UN Concerned over Spike in
Civilian Casualties in Afghan Air Strikes
James Mackenzie and Abdul Qadir Sediqi / Reuters
KABUL (September 25, 2018) -- The United Nations mission in Afghanistan voiced concern on Tuesday over increasing numbers of civilian casualties as a result of airstrikes by US or government forces, following reports that nine were killed in an eastern province last week.
Air strikes have spiked steeply this year, in a strategy aimed at forcing Taliban militants to accept peace talks, with the number of bombs dropped by the US air force almost doubling in the first six months, to nearly 3,000.
The UNAMA mission said it had received "multiple, credible allegations" that a strike hit the house of a teacher in the eastern province of Kapisa on Saturday, killing nine members of the same family, including three women and four children. Six others were wounded, it said.

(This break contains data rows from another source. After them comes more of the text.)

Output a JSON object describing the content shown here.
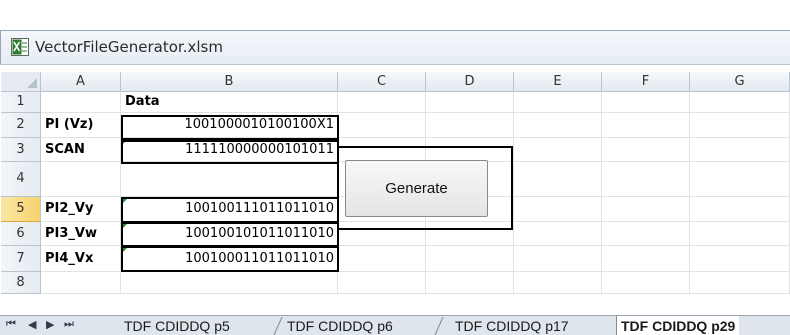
{
  "window": {
    "title": "VectorFileGenerator.xlsm",
    "icon": "excel-icon"
  },
  "columns": [
    "A",
    "B",
    "C",
    "D",
    "E",
    "F",
    "G"
  ],
  "rows": [
    {
      "num": "1",
      "a": "",
      "b": "Data",
      "selected": false
    },
    {
      "num": "2",
      "a": "PI (Vz)",
      "b": "1001000010100100X1",
      "selected": false
    },
    {
      "num": "3",
      "a": "SCAN",
      "b": "111110000000101011",
      "selected": false
    },
    {
      "num": "4",
      "a": "",
      "b": "",
      "selected": false
    },
    {
      "num": "5",
      "a": "PI2_Vy",
      "b": "100100111011011010",
      "selected": true
    },
    {
      "num": "6",
      "a": "PI3_Vw",
      "b": "100100101011011010",
      "selected": false
    },
    {
      "num": "7",
      "a": "PI4_Vx",
      "b": "100100011011011010",
      "selected": false
    },
    {
      "num": "8",
      "a": "",
      "b": "",
      "selected": false
    }
  ],
  "button": {
    "label": "Generate"
  },
  "sheet_tabs": [
    {
      "label": "TDF CDIDDQ p5",
      "active": false
    },
    {
      "label": "TDF CDIDDQ p6",
      "active": false
    },
    {
      "label": "TDF CDIDDQ p17",
      "active": false
    },
    {
      "label": "TDF CDIDDQ p29",
      "active": true
    }
  ],
  "nav_buttons": [
    "first-sheet",
    "prev-sheet",
    "next-sheet",
    "last-sheet"
  ],
  "colors": {
    "selected_row_header": "#f6d370",
    "error_triangle": "#1f8f3d"
  }
}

"UNAMA reminds all parties to the conflict to uphold their obligations to protect civilians from harm," it said in a statement.
"The Mission repeats its earlier call for government forces to uphold their commitment to regular review of targeting protocols and ensure mitigation measures and compensation for victims."
Mohammad Radmanish, a defense ministry spokesman confirmed civilian casualties during a joint operation by Afghan and US forces that involved air support, but gave no details. He said an investigation was underway.
The US military in Kabul said it was reviewing information regarding the Kapisa incident and reiterated that it did all it could to avoid civilian casualties.
"We are aware of the UNAMA announcement regarding Kapisa as well as the Afghan government's statements, and that they're conducting their independent process," it said in an emailed statement.
"It isn't uncommon for insurgents to use these accusations to drive a wedge between the military and the population. We will provide updates as they become available."
The reports underlined one of the problems facing Gen. Scott Miller, the new US commander in Afghanistan who took up his post this month and must balance the need to pressure the Taliban with the need to avoid civilian casualties.
United Nations' data shows a jump of 52 percent in the number of civilians killed or wounded in air strikes in the first six months of the year. The UN said 149 civilians were killed and 204 wounded in air attacks in the year's first half, with women and children comprising more than half the 353 casualties.
Since the figures were reported in July, the UN said it had recorded increasing numbers of civilian casualties from air strikes.